11. What would have happened if Charlotte and Willow had not confessed to drinking and smoking pot on the night of the shooting? Were you relieved that Spencer decided not to pursue the lawsuit?
12. Although the plot revolves around Spencer, at various point in the novel each character moves to center stage to comment on the events and their repercussions. Which members of the family most appealed to you and why? How successful is Bohjalian at capturing their individual points of view and personalities? Did your opinions of them change as the novel progressed?
13. Does Bohjalian present both sides of the controversy in an evenhanded way? Which characters appear to embody his own point of view?

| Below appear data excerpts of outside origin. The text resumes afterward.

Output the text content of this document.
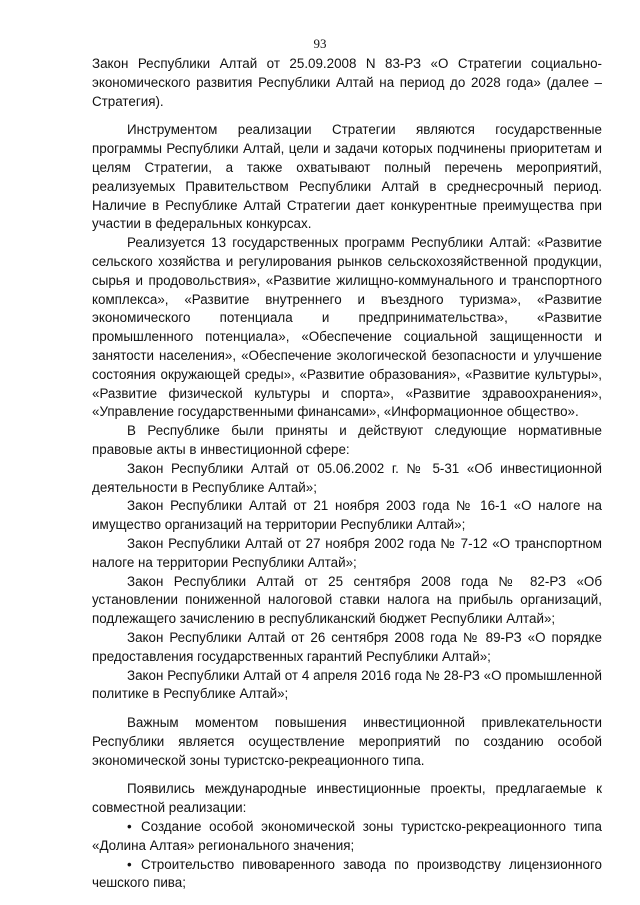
93

Закон Республики Алтай от 25.09.2008 N 83-РЗ «О Стратегии социально-экономического развития Республики Алтай на период до 2028 года» (далее – Стратегия).

Инструментом реализации Стратегии являются государственные программы Республики Алтай, цели и задачи которых подчинены приоритетам и целям Стратегии, а также охватывают полный перечень мероприятий, реализуемых Правительством Республики Алтай в среднесрочный период. Наличие в Республике Алтай Стратегии дает конкурентные преимущества при участии в федеральных конкурсах.

Реализуется 13 государственных программ Республики Алтай: «Развитие сельского хозяйства и регулирования рынков сельскохозяйственной продукции, сырья и продовольствия», «Развитие жилищно-коммунального и транспортного комплекса», «Развитие внутреннего и въездного туризма», «Развитие экономического потенциала и предпринимательства», «Развитие промышленного потенциала», «Обеспечение социальной защищенности и занятости населения», «Обеспечение экологической безопасности и улучшение состояния окружающей среды», «Развитие образования», «Развитие культуры», «Развитие физической культуры и спорта», «Развитие здравоохранения», «Управление государственными финансами», «Информационное общество».

В Республике были приняты и действуют следующие нормативные правовые акты в инвестиционной сфере:

Закон Республики Алтай от 05.06.2002 г. № 5-31 «Об инвестиционной деятельности в Республике Алтай»;

Закон Республики Алтай от 21 ноября 2003 года № 16-1 «О налоге на имущество организаций на территории Республики Алтай»;

Закон Республики Алтай от 27 ноября 2002 года № 7-12 «О транспортном налоге на территории Республики Алтай»;

Закон Республики Алтай от 25 сентября 2008 года № 82-РЗ «Об установлении пониженной налоговой ставки налога на прибыль организаций, подлежащего зачислению в республиканский бюджет Республики Алтай»;

Закон Республики Алтай от 26 сентября 2008 года № 89-РЗ «О порядке предоставления государственных гарантий Республики Алтай»;

Закон Республики Алтай от 4 апреля 2016 года № 28-РЗ «О промышленной политике в Республике Алтай»;

Важным моментом повышения инвестиционной привлекательности Республики является осуществление мероприятий по созданию особой экономической зоны туристско-рекреационного типа.

Появились международные инвестиционные проекты, предлагаемые к совместной реализации:

• Создание особой экономической зоны туристско-рекреационного типа «Долина Алтая» регионального значения;

• Строительство пивоваренного завода по производству лицензионного чешского пива;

What is the ultimate message of Before You Know Kindness?
14. Do you think that the issues Bohjalian examines in Before You Know Kindness are more important (or more relevant) than the topics he explored in (for example) Midwives or The Law of Similars or Trans-Sister Radio?
15. Why did Bohjalian use a passage from The Secret Garden as one of the epigraphs? In what ways is the children's classic relevant to Before You Know Kindness?
16. Why did Bohjalian take his title from the poem, "Kindness," by Naomi Shihab Nye, a portion of which serves as the other epigraph?